# Sanlida X9, X10 and Bosen RC3?



## Lorne (Jun 5, 2016)

Has anyone shot the above limbs and can provide a review or comparison?


LG


----------



## Giannis_A (Feb 15, 2021)

My first intermediate set was the Samick Impress. The impress limbs are carbon with hard maple wood core and laminated glass fiber. Performance wise they were good, but even when uping the pountage the shot felt soft.
Then I got me a set of X9's. 68" 36 Lbs.
With my limited comparative experience, the difference is the same as between a Corolla and a Mustang. 
The X9's are definitely a cut above, at a price slightly higher than the Impress limbs, I had a lot more. 
The shot is definitely more snappy. Even when I leave the bow under the sun (and in UAE there's plenty of sun) the performance feels the same. 
Been shooting the X9's with a combination of risers: The Samick Impress, my Hoyt Aerotec, and my W&W NX Xpert.
Same impressive results with power and consistency on the shot.

I pushed them up to 40lbs last week. Still the same snappy feel...

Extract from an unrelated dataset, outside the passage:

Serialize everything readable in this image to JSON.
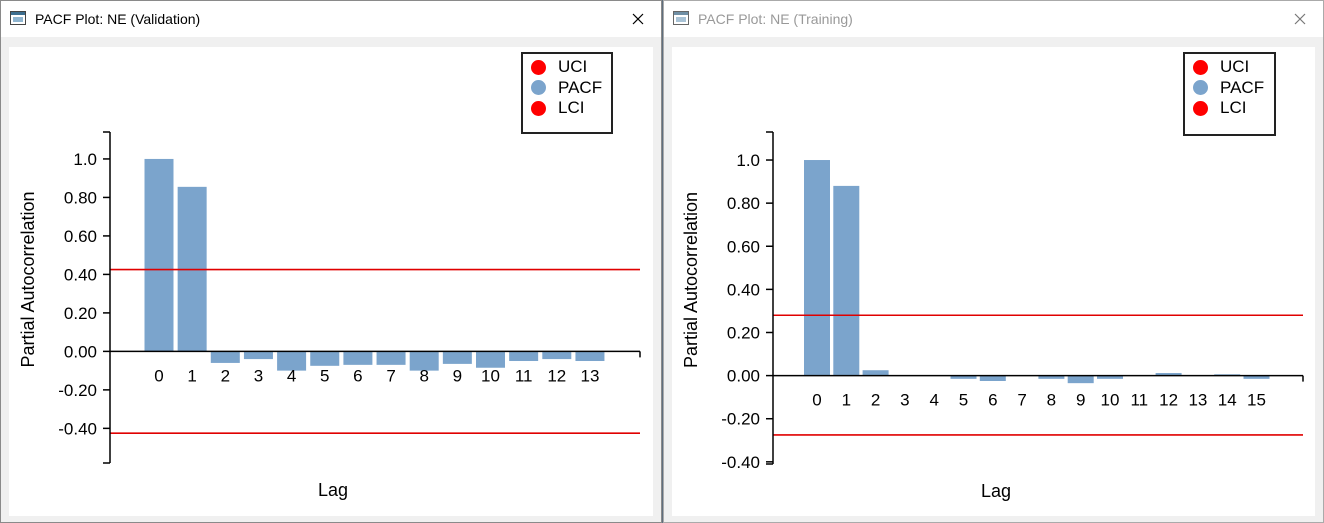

My next set of limbs will be the Miracle X10's.


----------



## Lorne (Jun 5, 2016)

Giannis_A said:


> My first intermediate set was the Samick Impress. The impress limbs are carbon with hard maple wood core and laminated glass fiber. Performance wise they were good, but even when uping the pountage the shot felt soft.
> Then I got me a set of X9's. 68" 36 Lbs.
> With my limited comparative experience, the difference is the same as between a Corolla and a Mustang.
> The X9's are definitely a cut above, at a price slightly higher than the Impress limbs, I had a lot more.
> ...



Thanks for the information.

My wife's son is currently in the UAE. He's a teacher's aid in Dubia. 

LG


----------



## Seattlepop (Dec 8, 2003)

Giannis_A said:


> My first intermediate set was the Samick Impress. The impress limbs are carbon with hard maple wood core and laminated glass fiber. Performance wise they were good, but even when uping the pountage the shot felt soft.
> Then I got me a set of X9's. 68" 36 Lbs.
> With my limited comparative experience, the difference is the same as between a Corolla and a Mustang.
> The X9's are definitely a cut above, at a price slightly higher than the Impress limbs, I had a lot more.
> ...



Hopefully I'm not the only one thinking this, but... it's about your avatar...


----------



## Giannis_A (Feb 15, 2021)

Seattlepop said:


> Hopefully I'm not the only one thinking this, but... it's about your avatar...


What's upsetting you?


----------



## Seattlepop (Dec 8, 2003)

Giannis_A said:


> What's upsetting you?


If you have to ask, lol.


----------



## Giannis_A (Feb 15, 2021)

Seattlepop said:


> If you have to ask, lol.


Although not from the US, I will invoke my right to the 2nd amendment. Besides if you look closely the paper target is holding a gun!


----------



## Lorne (Jun 5, 2016)

Seattlepop said:


> If you have to ask, lol.


If you don't let good people have bows, only criminals will have them...


Lorne


----------



## FerrumVeritas (Oct 9, 2020)

The X10 are the same limbs as the Athletics 7. I've been shooting them for about 5 months now and really like them. They feel really stable. They shoot faster than my previous limbs. I'd recommend them (and the Galaxy Gold Star limbs, which are also the same limb).


----------



## SanlidaArchery (Jul 1, 2019)

The Sanlida Miracle X10 Kit is definitely a good buy!
$799.99 includes all the accessorieson the bow.
This quote is unbeatable!
For the other brands, even just the sight or stablizers will be sold over $300 separately.
www.sanlidaoutdoor.com


----------



## Giannis_A (Feb 15, 2021)

SanlidaArchery said:


> The Sanlida Miracle X10 Kit is definitely a good buy!
> $799.99 includes all the accessories on the bow.
> This quote is unbeatable!


I do not need convincing!
I'm quite Impressed by the quality of the X10 Limbs.

The X10 Miracle kit is definitely on my list for purchases.


----------